Pressure from the loans, the money he stood to lose and the power of the CEO’s job combined to form a “perfect storm of corruption” that drove Ebbers to commit fraud, prosecutor William Johnson said in his closing argument.  “He was WorldCom, and WorldCom was Ebbers,” the prosecutor told jurors. “He built the company. He ran it. Of course he directed this fraud.” 

Ebbers disputed the testimony of Sullivan, saying he became aware of the fraud only in the summer of 2002, after he was asked to leave WorldCom.  “He’s never told me he made an entry that wasn’t right,” Ebbers said of Sullivan. “If he had, we wouldn’t be here today.”

Ebbers still faces civil litigation, including from the company, which backed up his $400 million in personal loans when Bank of America demanded more and more collateral as the stock price fell.  Twelve former directors of the company, plus some investment banks that underwrote WorldCom securities and auditing firm Arthur Andersen, also face a civil trial brought by angry investors. That trial is set for late March.
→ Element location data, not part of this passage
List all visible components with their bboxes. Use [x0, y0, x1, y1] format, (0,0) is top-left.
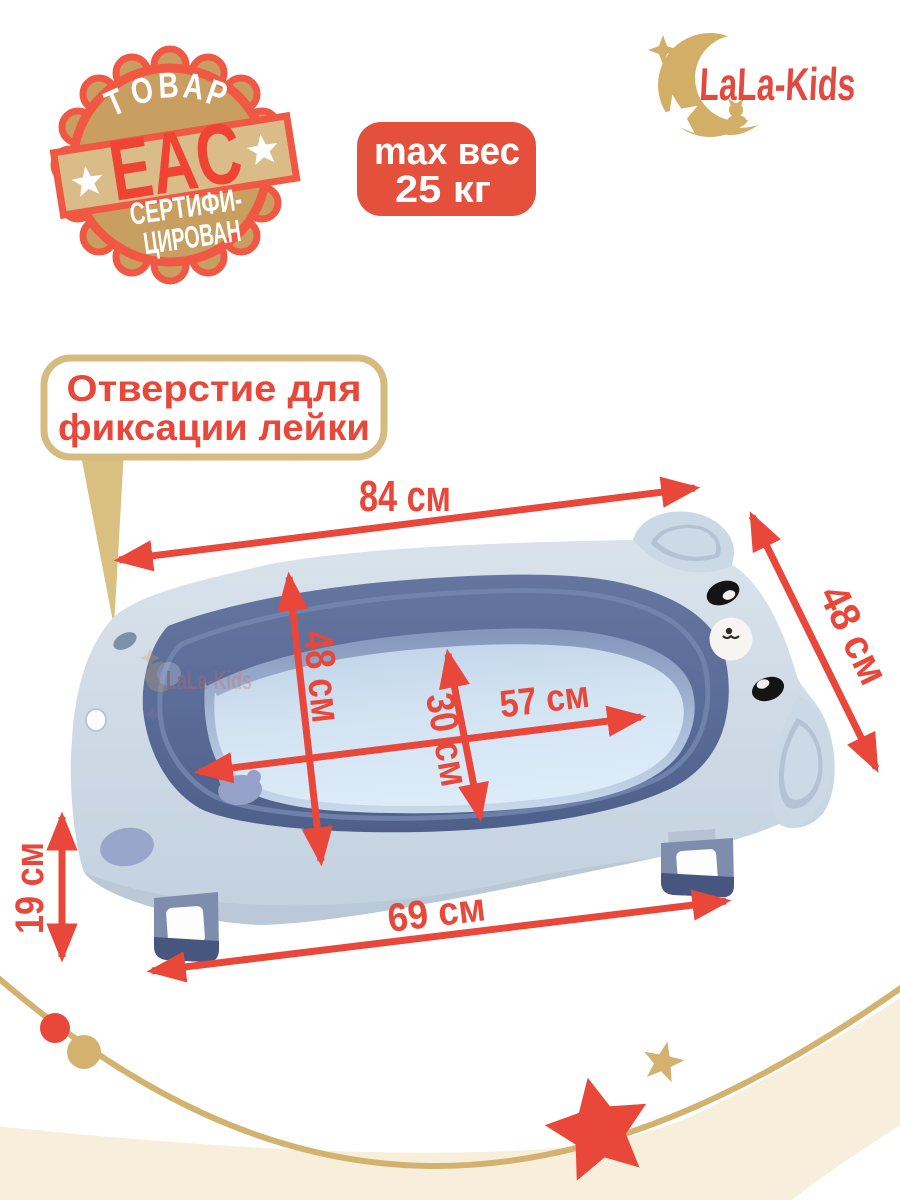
svg-text:19 см: 19 см — [8, 842, 52, 934]
svg-text:LaLa-Kids: LaLa-Kids — [166, 665, 252, 695]
svg-text:фиксации лейки: фиксации лейки — [58, 407, 370, 448]
svg-text:48 см: 48 см — [810, 578, 898, 692]
svg-text:25 кг: 25 кг — [395, 169, 491, 211]
svg-text:84 см: 84 см — [359, 472, 451, 521]
svg-text:48 см: 48 см — [294, 628, 350, 724]
svg-text:В: В — [157, 65, 179, 106]
svg-text:max вес: max вес — [374, 131, 520, 173]
svg-text:LaLa-Kids: LaLa-Kids — [698, 58, 857, 110]
svg-text:Отверстие для: Отверстие для — [67, 368, 362, 409]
WorldCom, which was based in Clinton, Miss., was driven into the largest bankruptcy in U.S. history in the summer of 2002. It has since re-emerged as MCI Inc., based in Ashburn, Va.  The company struck a $750 million settlement with federal regulators to repay aggrieved investors, a small sum compared to the tens of billions of dollars of market capitalization that evaporated in the scandal.